I call the vision resulting from the CVC motion vision because it only responds to motion. Interviews with subjects demonstrating blindsight indicate that it provides no actionable information to the brain unless there is relative motion between the observer and one or more objects in the visual field. That is, it has no ability to recognize the shape or color or size of objects, only that “something” is moving and where the edges of motion are.
We aren’t normally aware of motion vision because there is no path from it to our consciousness. It only feeds into unconscious processes. Subjects with blindsight can’t report anything about what is in their visual field, but they can avoid moving objects, whether the object itself is moving or the subject is moving toward the object. The subject with blindsight will avoid such objects but not be able to say why.

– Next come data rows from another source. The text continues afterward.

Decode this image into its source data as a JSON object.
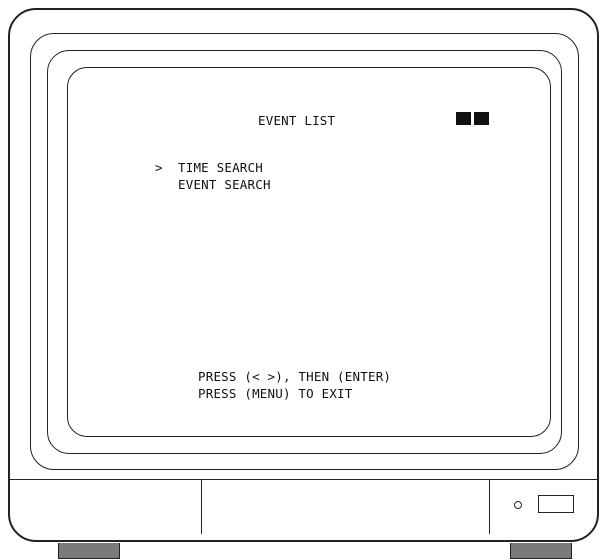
{
  "screen": {
    "title": "EVENT LIST",
    "cursor": ">",
    "menu_items": [
      {
        "label": "TIME SEARCH",
        "selected": true
      },
      {
        "label": "EVENT SEARCH",
        "selected": false
      }
    ],
    "hints": [
      "PRESS (< >), THEN (ENTER)",
      "PRESS (MENU) TO EXIT"
    ],
    "status_indicators": 2
  },
  "colors": {
    "line": "#222222",
    "text": "#111111",
    "foot": "#7a7a7a",
    "background": "#ffffff"
  }
}
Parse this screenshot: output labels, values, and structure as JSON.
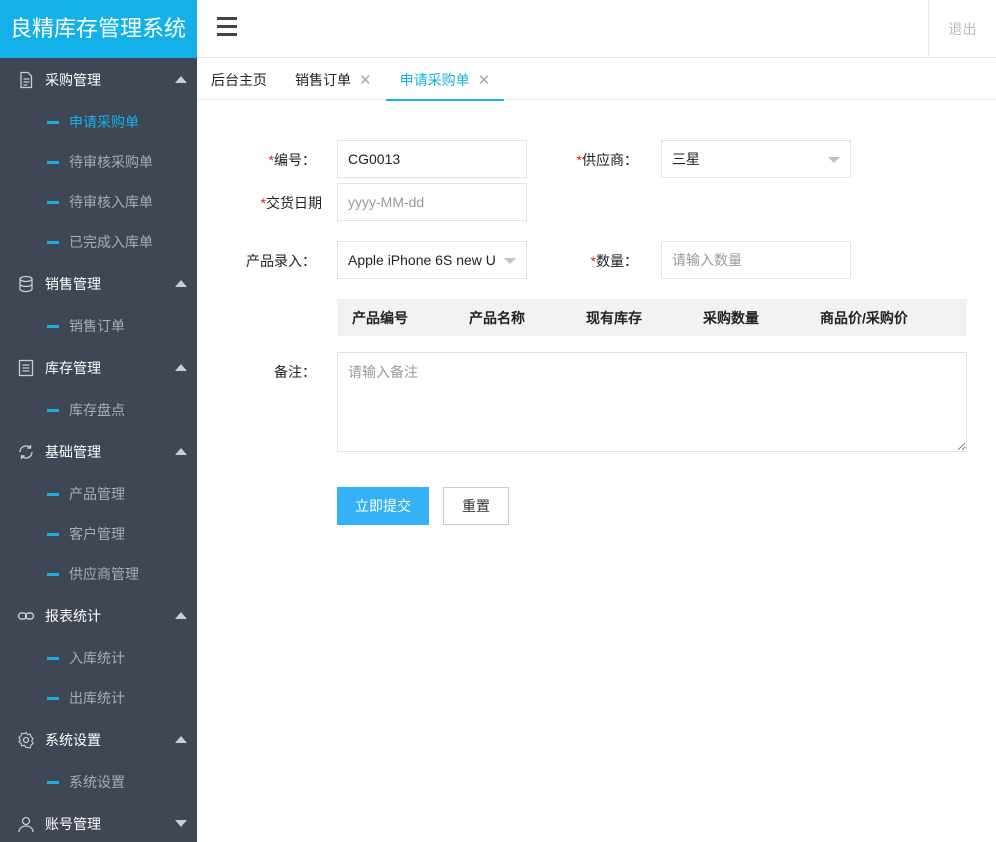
{
  "app": {
    "title": "良精库存管理系统",
    "logout": "退出"
  },
  "sidebar": {
    "groups": [
      {
        "label": "采购管理",
        "icon": "document-icon",
        "expanded": true,
        "items": [
          {
            "label": "申请采购单",
            "active": true
          },
          {
            "label": "待审核采购单"
          },
          {
            "label": "待审核入库单"
          },
          {
            "label": "已完成入库单"
          }
        ]
      },
      {
        "label": "销售管理",
        "icon": "database-icon",
        "expanded": true,
        "items": [
          {
            "label": "销售订单"
          }
        ]
      },
      {
        "label": "库存管理",
        "icon": "list-icon",
        "expanded": true,
        "items": [
          {
            "label": "库存盘点"
          }
        ]
      },
      {
        "label": "基础管理",
        "icon": "refresh-icon",
        "expanded": true,
        "items": [
          {
            "label": "产品管理"
          },
          {
            "label": "客户管理"
          },
          {
            "label": "供应商管理"
          }
        ]
      },
      {
        "label": "报表统计",
        "icon": "link-icon",
        "expanded": true,
        "items": [
          {
            "label": "入库统计"
          },
          {
            "label": "出库统计"
          }
        ]
      },
      {
        "label": "系统设置",
        "icon": "gear-icon",
        "expanded": true,
        "items": [
          {
            "label": "系统设置"
          }
        ]
      },
      {
        "label": "账号管理",
        "icon": "user-icon",
        "expanded": false,
        "items": []
      }
    ]
  },
  "tabs": [
    {
      "label": "后台主页",
      "closable": false,
      "active": false
    },
    {
      "label": "销售订单",
      "closable": true,
      "active": false
    },
    {
      "label": "申请采购单",
      "closable": true,
      "active": true
    }
  ],
  "form": {
    "code": {
      "label": "编号：",
      "value": "CG0013"
    },
    "supplier": {
      "label": "供应商：",
      "value": "三星"
    },
    "delivery_date": {
      "label": "交货日期",
      "placeholder": "yyyy-MM-dd"
    },
    "product": {
      "label": "产品录入：",
      "value": "Apple iPhone 6S new U"
    },
    "quantity": {
      "label": "数量：",
      "placeholder": "请输入数量"
    },
    "table_headers": [
      "产品编号",
      "产品名称",
      "现有库存",
      "采购数量",
      "商品价/采购价"
    ],
    "note": {
      "label": "备注：",
      "placeholder": "请输入备注"
    },
    "submit_label": "立即提交",
    "reset_label": "重置"
  },
  "colors": {
    "accent": "#14b1e8",
    "sidebar": "#3f4654",
    "primary_button": "#35b1f5"
  }
}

Since the CVC has been denigrated since it was discovered, I will speculate briefly about its importance. I believe it was the first form of visual cortex, predating the large tracts of visual cortex most mammals, reptiles, and birds have. It is separated into two locations, one on each temporal lobe very near the superior colliculus on each side, quite far from one another. Since the CVC doesn’t register in conscious thought, we can presume it doesn’t participate in the predictive regime that most senses do. It provides all the most important information about the outside world that benefits survival to a primitive creature. Only later did primitive animals develop the rest of visual machinery to distinguish between different kinds of things.
What has been greatly understudied about motion vision and the CVC is that we use and depend on it all the time. It is not just a spare vision center in case something happens to V1. It has full access to retinal imagery, and it is always finding motion artifacts in the visual field. Because it is so close to the SC and isn’t involved in predictive processing, it recognizes motion much faster than our normal vision, and it does it in parallel without interfering with normal vision. Since most of our responses to the world are unconscious, we aren’t aware that the CVC is always informing us about what is going on around us, unconsciously providing grist for our cognitive prediction mill.
I’ve described three skills we have for perceiving visual motion. They complement each other and cover a wide range of motion types and speeds. Each has limitations, but we have the ability to quickly switch among them. We can also train ourselves to perceive motion better by relaxing our dependence on normal vision.